Matching Drives for RAID

scottalanmiller

Q: Is it necessary for drives in a single RAID array to be identical?
A: No. But they should be.

RAID arrays do not care what kind of devices are given to them, they simply consume block devices. There is no necessity for drives or devices to all match, but there are important practicalities to it.

*Under the Hood: RAID arrays effectively use all of their devices in lock step. Whether you have two drives or eighty in your array, all of them go and look for one block of data together and they all way for the slowest drive in the array to return its block before continuing on. When all drives are identical, they all read and write at the same time and we basically get full performance from every device.

Mismatched drives have different performance characteristics. Drives that are slower cause the entire array to wait for them, so even one slow drive in an array of scores of drives will cause every drive to lose performance. A fast drive added to an array of slower drives is completely wasted as the extra speed cannot be utilized.

Part of the complexity is that drives are not exactly "faster" or "slower". Different drives, even ones that sound similar, like two different 7,200 RPM SATA drives will have different caches, mechanical designs and different actions will have different speeds. If one drive is fast at one moment and another is fast at another moment, those "fast" moments have to be lost as the array will await whatever drive is slowest at the moment. The more similar that drives are, the better things will work, but identical is what you want whenever possible.

Drives that are matched have lower wear and tear for the same usage. And that means that they have better reliability when set up that way.

When you have no choice, you do what you need to do. But when we have the option, we want identical, matched drives for our RAID arrays to get the best performance and best investment value in our storage systems.

Q: The drives have to be the same capacity?
A: RAID uses the size of the smallest drive across all devices in the array.

This means that if you have five mismatched drives in an array, the capacity of the lowest one is what is used across all of them. So, for example, if you have 1.2TB, 1.5TB, 2TB, 2TB and 3TB drives in an array, your array calculation would be all of 5x 1.2TB only. So in RAID 5 this would give you 4.8TB usable capacity and in RAID 6 3.6TB usable.

Q: What about capacity when replacing a drive and they do not match?
A: A new drive replacing a failed one in an array must be as large or larger in capacity or the drive cannot be used.

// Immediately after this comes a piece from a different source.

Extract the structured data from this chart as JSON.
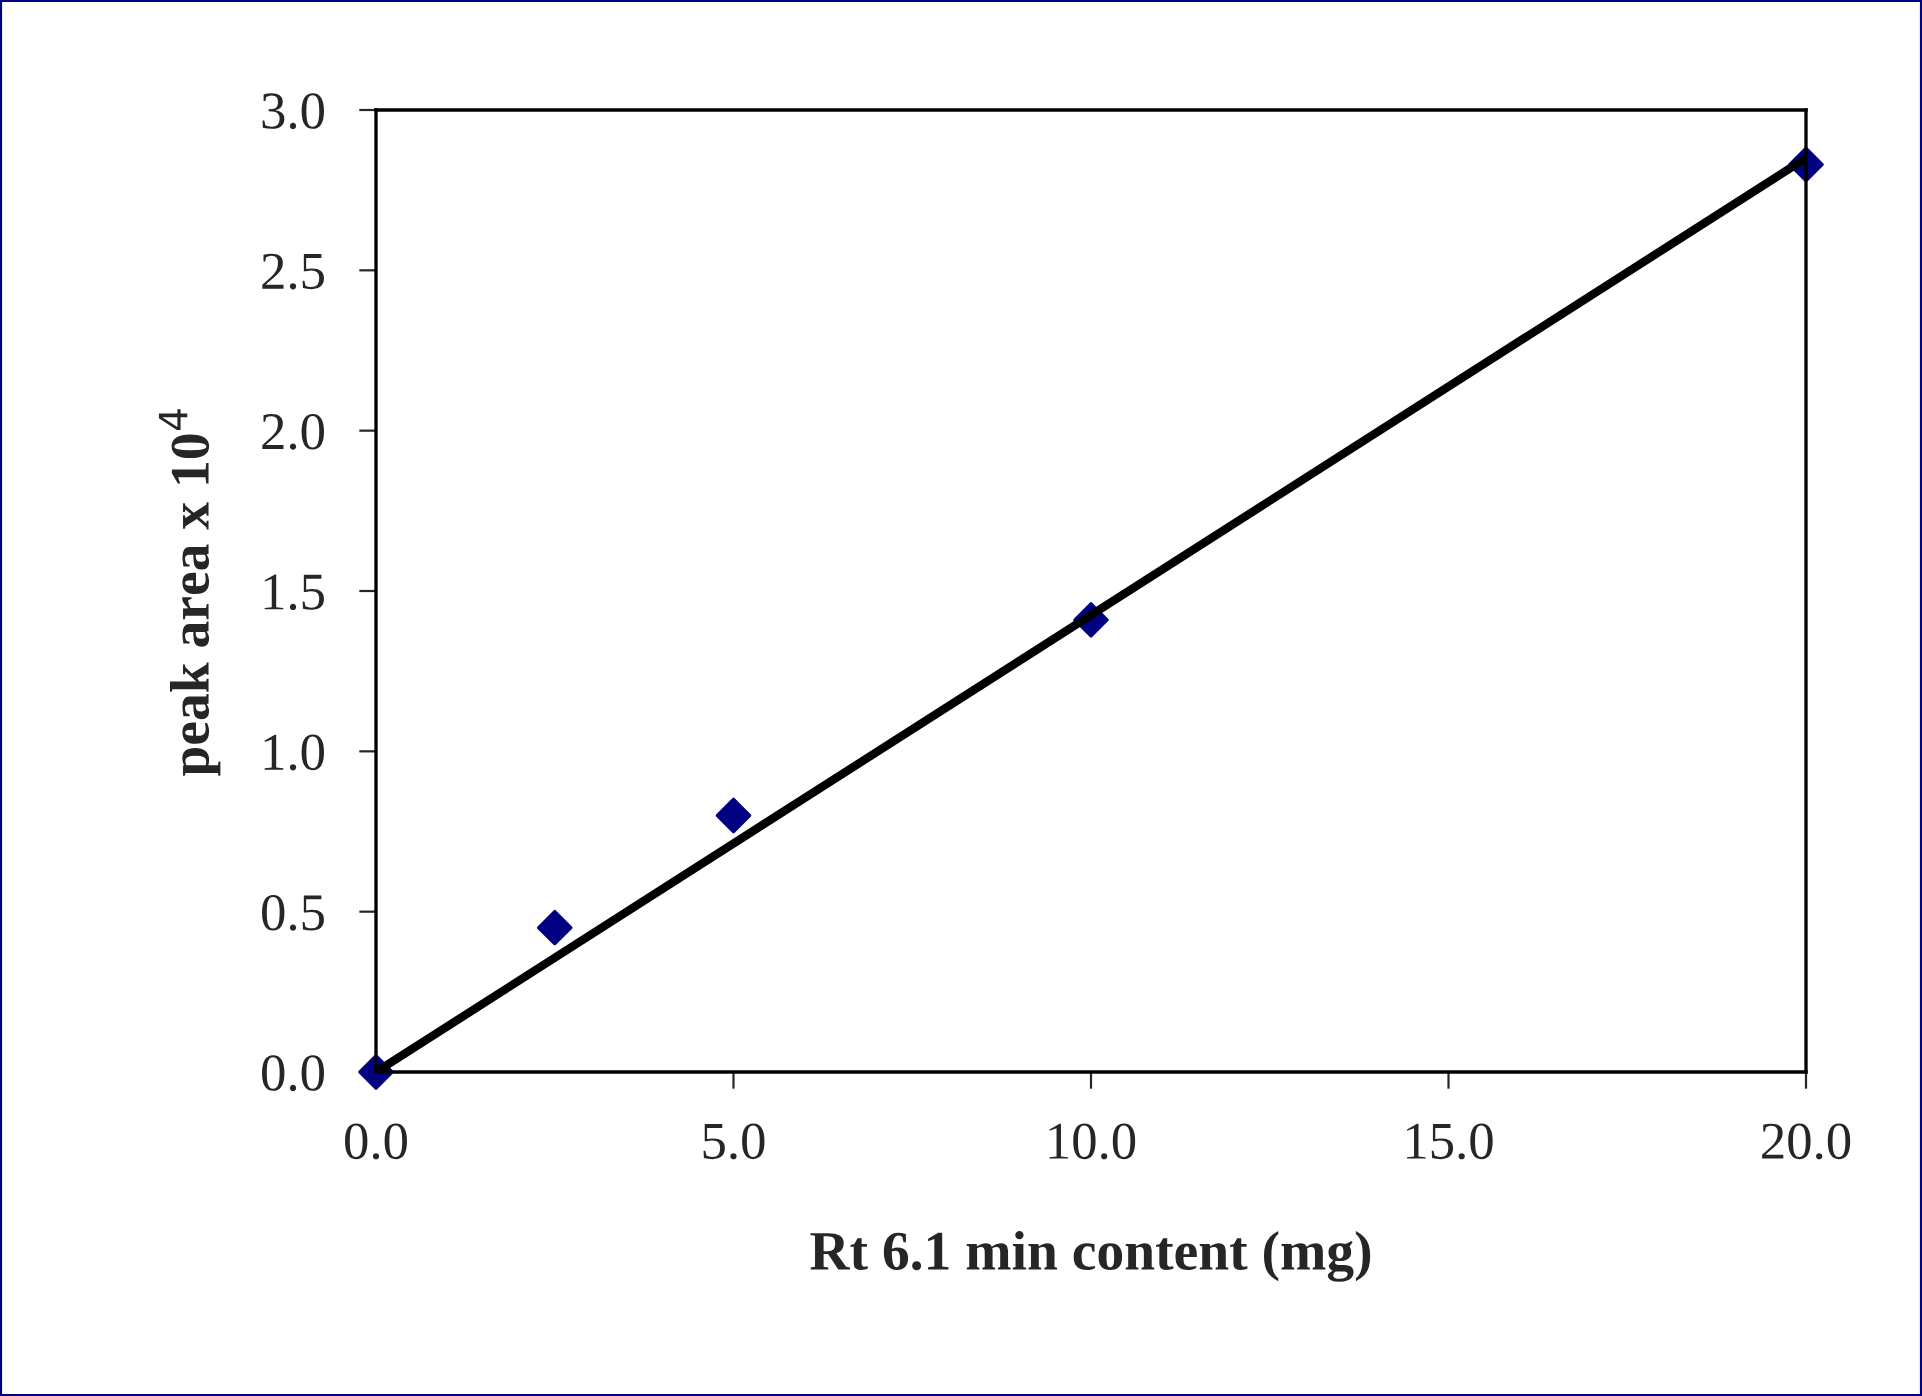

Be careful, different drives round up or down or calculate stated sizes differently. If you are working with identical drives, you have nothing to be concerned about. If you use a new drive that is clearly larger than the old drives in the array, you should be fine except for the mismatched performance and reliability notes above. But the big danger is using a different but "same size" drive as a replacement as different drives are reported differently and a "matched" drive that is even one block smaller than the existing ones in the array will cause the drive to be unusable as a replacement.

dafyre

"and they all way for the slowest drive"... they all wait... ?

Dashrender

Should we toss in there

we want identical, matched, different batch produced drives for our RAID ...

scottalanmiller

@dafyre said in Matching Drives for RAID:

"and they all way for the slowest drive"... they all wait... ?

They wait all the way.

scottalanmiller

Added some additional capacity details to this today.

MattSpeller

@scottalanmiller said in Matching Drives for RAID:

*Under the Hood: RAID arrays effectively use all of their devices in lock step. Whether you have two drives or eighty in your array, all of them go and look for one block of data together and they all way for the slowest drive in the array to return its block before continuing on. When all drives are identical, they all read and write at the same time and we basically get full performance from every device.

A minor change to be more accurate

*Under the Hood: RAID arrays effectively use all of their devices in lock step. Whether you have two drives or eighty in your array, all of them go and look for one block of data together and they all wait for the slowest drive in the array to return its block before continuing on. When all drives are identical makes and models, the differences are much smaller between them and we get closer to full performance from every device.